Numerous codes of ethics have been developed that are aimed first at tourists and second at the tourist industry as a result of a growing concern over alleged irresponsible practices by tourists, the tourist industry, and governments. These codes generally address ethical principles focusing on a sense of responsibility (WTO, 1999). Table 1 and 2 shows a summary of the recommended guidelines for the tourism industry.

Guidelines for the industry

Aid meaningful interactions between tourism destinations and tourists and respond to the special travel needs of diverse population groups.

Strengthen and improve landscape character, sense of place, community identity, and benefits flowing to the community as a result of tourism.

Protect and enhance natural, historic, cultural and aesthetic resources as a legacy for present and future generations.

Encourage tourism research and education which lay emphasis on ethics, heritage preservation, and the tourism destination; and the required information to ensure the economic, social, cultural and environmental sustainability of tourism.

Promote greater public awareness of the economic, social, cultural, and environmental significance of tourism.

Table 1: Guidelines for Tourism Industry

(Tourism Industry Association of Canada, 2005).

Guiding Principles for Economic Responsibility

  • Considering the opportunity costs of tourism for local communities; maintaining and encouraging economic diversity.
  • Maximising local economic benefits by increasing linkages and reducing leakages
  • Ensure communities are involved in tourism.
  • Considering co-operative advertising, marketing and the promotion of new and emerging products.
  • Recruit and employ staff in an equitable and transparent manner and maximise the proportion of staff employed from the local community.
  • Guiding Principles for Social Responsibility
  • Involve the local community in planning and decision-making.
  • Identify and monitor potential adverse social impacts of tourism and minimise them.
  • Maintain and encourage social and cultural diversity.
  • Be sensitive to the host culture; respecting and developing local heritage.
  • Guiding Principles for Environmental Responsibility
  • Follow best practise guidelines on the design, planning and construction of buildings and associated infrastructure to minimise environmental impacts.
  • Use local materials appropriately.
  • Avoid damaging the environmental quality of the enterprise’s neighbourhood by noise or light pollution.
  • Use local resources sustainably.
  • Maintain and encourage natural diversity.

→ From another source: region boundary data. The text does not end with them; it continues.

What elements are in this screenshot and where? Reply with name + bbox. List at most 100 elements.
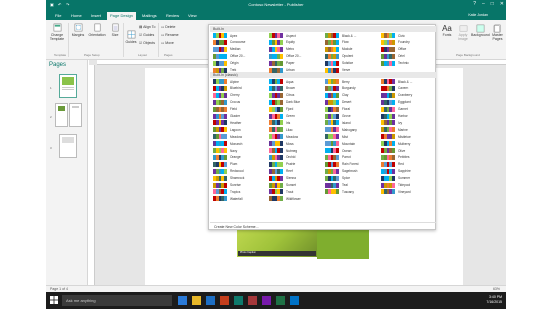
color-scheme-rain-forest[interactable]: Rain Forest — [325, 161, 358, 167]
color-scheme-aqua[interactable]: Aqua — [269, 79, 293, 84]
color-scheme-pebbles[interactable]: Pebbles — [381, 154, 410, 160]
color-scheme-glacier[interactable]: Glacier — [213, 113, 240, 119]
color-scheme-vineyard[interactable]: Vineyard — [381, 189, 411, 195]
color-scheme-summer[interactable]: Summer — [381, 175, 410, 181]
color-scheme-meadow[interactable]: Meadow — [269, 134, 298, 140]
color-scheme-moss[interactable]: Moss — [269, 141, 294, 147]
color-scheme-apex[interactable]: Apex — [213, 33, 237, 38]
color-scheme-equity[interactable]: Equity — [269, 39, 295, 45]
apply-image-button[interactable]: Apply Image — [456, 24, 470, 41]
color-scheme-plum[interactable]: Plum — [213, 161, 237, 167]
color-scheme-alpine[interactable]: Alpine — [213, 79, 239, 84]
publisher-icon[interactable] — [234, 296, 243, 305]
color-scheme-mahogany[interactable]: Mahogany — [325, 127, 357, 133]
minimize-button[interactable]: – — [482, 1, 485, 7]
color-scheme-cranberry[interactable]: Cranberry — [381, 92, 412, 98]
photo-caption[interactable]: Photo Caption — [238, 251, 316, 256]
color-scheme-verve[interactable]: Verve — [325, 67, 350, 73]
color-scheme-citrus[interactable]: Citrus — [269, 92, 294, 98]
color-scheme-eggplant[interactable]: Eggplant — [381, 99, 411, 105]
page-thumbnail-2[interactable] — [55, 103, 68, 127]
color-scheme-orchid[interactable]: Orchid — [269, 154, 295, 160]
color-scheme-tidepool[interactable]: Tidepool — [381, 182, 410, 188]
taskbar-search-box[interactable]: Ask me anything — [62, 295, 172, 306]
color-scheme-parrot[interactable]: Parrot — [325, 154, 351, 160]
color-scheme-waterfall[interactable]: Waterfall — [213, 196, 242, 202]
powerpoint-icon[interactable] — [220, 296, 229, 305]
color-scheme-brown[interactable]: Brown — [269, 85, 295, 91]
color-scheme-prairie[interactable]: Prairie — [269, 161, 295, 167]
color-scheme-ocean[interactable]: Ocean — [325, 148, 351, 153]
color-scheme-paper[interactable]: Paper — [269, 60, 295, 66]
tab-home[interactable]: Home — [68, 12, 85, 20]
excel-icon[interactable] — [276, 296, 285, 305]
color-scheme-black[interactable]: Black & ... — [325, 33, 356, 38]
move-page-button[interactable]: ▭ Move — [161, 41, 174, 45]
color-scheme-monarch[interactable]: Monarch — [213, 141, 242, 147]
tab-view[interactable]: View — [185, 12, 200, 20]
size-button[interactable]: Size — [109, 23, 121, 37]
color-scheme-spice[interactable]: Spice — [325, 175, 350, 181]
tab-insert[interactable]: Insert — [88, 12, 104, 20]
tab-page-design[interactable]: Page Design — [107, 12, 136, 20]
color-scheme-berry[interactable]: Berry — [325, 79, 350, 84]
color-scheme-shamrock[interactable]: Shamrock — [213, 175, 244, 181]
color-scheme-orange[interactable]: Orange — [213, 154, 241, 160]
help-button[interactable]: ? — [473, 1, 476, 7]
color-scheme-mist[interactable]: Mist — [325, 134, 348, 140]
color-scheme-nutmeg[interactable]: Nutmeg — [269, 148, 297, 153]
page-thumbnail-1[interactable] — [59, 74, 77, 98]
delete-page-button[interactable]: ▭ Delete — [161, 25, 175, 29]
color-scheme-oriel[interactable]: Oriel — [381, 53, 405, 59]
color-scheme-iris[interactable]: Iris — [269, 120, 290, 126]
outlook-icon[interactable] — [290, 296, 299, 305]
color-scheme-reef[interactable]: Reef — [269, 168, 293, 174]
color-scheme-flow[interactable]: Flow — [325, 39, 349, 45]
rename-page-button[interactable]: ▭ Rename — [161, 33, 179, 37]
color-scheme-trout[interactable]: Trout — [269, 189, 293, 195]
taskbar-clock[interactable]: 3:40 PM 7/16/2015 — [486, 295, 502, 305]
word-icon[interactable] — [206, 296, 215, 305]
color-scheme-civic[interactable]: Civic — [381, 33, 405, 38]
maximize-button[interactable]: □ — [491, 1, 494, 7]
color-scheme-office-20[interactable]: Office 20... — [269, 53, 301, 59]
close-button[interactable]: ✕ — [500, 1, 504, 7]
page-thumbnail-3[interactable] — [69, 103, 82, 127]
align-to-button[interactable]: ▤ Align To — [139, 25, 155, 29]
tab-review[interactable]: Review — [163, 12, 182, 20]
color-scheme-clay[interactable]: Clay — [325, 92, 348, 98]
color-scheme-mulberry[interactable]: Mulberry — [381, 141, 410, 147]
color-scheme-office[interactable]: Office — [381, 46, 406, 52]
background-button[interactable]: Background — [471, 24, 490, 37]
color-scheme-heather[interactable]: Heather — [213, 120, 241, 126]
color-scheme-office-20[interactable]: Office 20... — [213, 53, 245, 59]
color-scheme-median[interactable]: Median — [213, 46, 240, 52]
color-scheme-cavern[interactable]: Cavern — [381, 85, 408, 91]
zoom-level[interactable]: 63% — [493, 287, 500, 291]
color-scheme-desert[interactable]: Desert — [325, 99, 351, 105]
access-icon[interactable] — [248, 296, 257, 305]
guides-button[interactable]: Guides — [125, 30, 137, 44]
color-scheme-floral[interactable]: Floral — [325, 106, 350, 112]
color-scheme-red[interactable]: Red — [381, 161, 404, 167]
color-scheme-black[interactable]: Black & ... — [381, 79, 412, 84]
color-scheme-dark-blue[interactable]: Dark Blue — [269, 99, 300, 105]
color-scheme-technic[interactable]: Technic — [381, 60, 409, 66]
page-indicator[interactable]: Page 1 of 4 — [50, 287, 68, 291]
color-scheme-garnet[interactable]: Garnet — [381, 106, 408, 112]
color-scheme-mistletoe[interactable]: Mistletoe — [381, 134, 411, 140]
color-scheme-green[interactable]: Green — [269, 113, 295, 119]
color-scheme-redwood[interactable]: Redwood — [213, 168, 243, 174]
color-scheme-trek[interactable]: Trek — [213, 67, 236, 73]
color-scheme-cherry[interactable]: Cherry — [213, 92, 240, 98]
color-scheme-sagebrush[interactable]: Sagebrush — [325, 168, 357, 174]
color-scheme-wildflower[interactable]: Wildflower — [269, 196, 301, 202]
color-scheme-metro[interactable]: Metro — [269, 46, 294, 52]
color-scheme-island[interactable]: Island — [325, 120, 351, 126]
color-scheme-solstice[interactable]: Solstice — [325, 60, 353, 66]
color-scheme-sapphire[interactable]: Sapphire — [381, 168, 411, 174]
objects-checkbox[interactable]: ☑ Objects — [139, 41, 155, 45]
color-scheme-teal[interactable]: Teal — [325, 182, 348, 188]
color-scheme-fjord[interactable]: Fjord — [269, 106, 293, 112]
color-scheme-urban[interactable]: Urban — [269, 67, 295, 73]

Table 2: Responsible Tourism Guidelines for the South African Tourism Industry

(Spenceley, 2001)


Responsible tourism is rising as new ideas which aim to push the mainstream tourism industry. Model projects and successful multi-stakeholder ideas, are also beginning to grow (UNEP 2000). These few examples perhaps prove that tourism has the potential to meet many of the objectives of sustainable development such as renewal of economies, supporting local communities, protecting the environment and even generate cost savings and efficiency gains for tourism companies. Promotion of responsible tourism, through the development of policies, awareness-raising schemes, local participation, guidelines for good practice and actual implementation remain essential goals (WTO, 1999). Responsible tourism should aim to directly support poverty eradication and sustainable production and consumption. Making progress on a larger scale will be an appropriate balancing act and will require a massive turn around in approach from the whole Travel and Tourism industry nevertheless it is an approach that obviously requires support from all stakeholders interested and involved in the industry (UNEP, 2000).

Tearfund (2001) highlights that ethics in tourism is an issue of concern in most countries. As the public have more free time available and more money to spend on leisure, and as a rising number of people travel to developing countries, they will want to make certain that their holiday will benefit, and not deter, the local people, environment, customs and heritage.